Even larger schools with tens of thousands of students, like Cornell University (deadline 2035) and Syracuse University (deadline 2040), have a long way to go. Simply because more students and more infrastructure mean more emissions and energy expended.

Success and challenges

With a student population of nearly 13,000, American University in Washington, DC, has the ambitious deadline of 2020 for carbon neutrality. How are they getting there?

“Our first major achievement was to buy 100% renewable energy credits, in 2010,” says Megan Litke, director of sustainability programs at American. “Now we buy 50% because the other half comes from a new installation we worked on in North Carolina.” Starting this spring, the structure of 243,000 solar panels in the nearby state will provide electricity to American, George Washington University and its hospital.

She says the school’s other goals focus on energy efficiency in all new construction projects and achieving LEED certification in future buildings. “Some challenges inherent in older building is that you’re limited to what you can do and where there are opportunities in existing infrastructure.
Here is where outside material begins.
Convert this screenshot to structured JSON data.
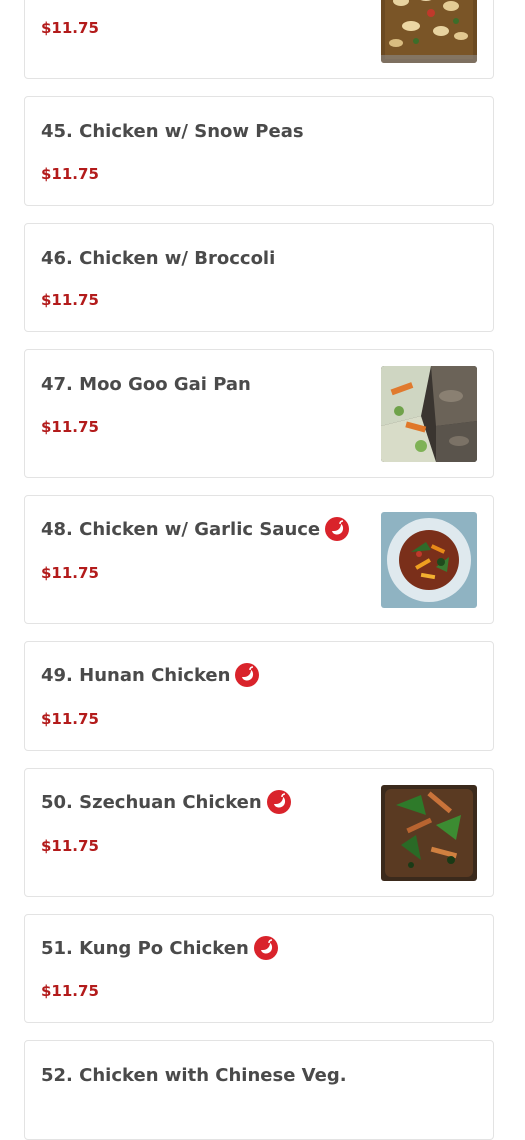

We’re investing now in creating energy efficiency.” She says another challenge nationwide is that colleges use natural gas for heating and hot water because there aren’t readily available new technologies. “Electricity is an easy way we can swap out fossil fuels with renewables,” says Litke.

Additionally, she says, raising awareness and reaching students isn’t a one-time job. “A challenge unique to universities is that student bodies are constantly changing and we can’t do one event and know we reached everyone. It’s an ongoing process.”

Dickinson College (PA) has the same deadline. "Our goal is to cut our emissions of greenhouse gases 25% from their 2008 level by the year 2020, and to offset the remaining emissions through actions that contribute to emission reductions by others," says Neil Leary, director of the school's center for sustainability education.

"We just completed our annual three-week campus Energy Challenge, a competition among our residence halls to see who can reduce their energy consumption by the largest percentage," he says. "Conservation is a year-round endeavor and message."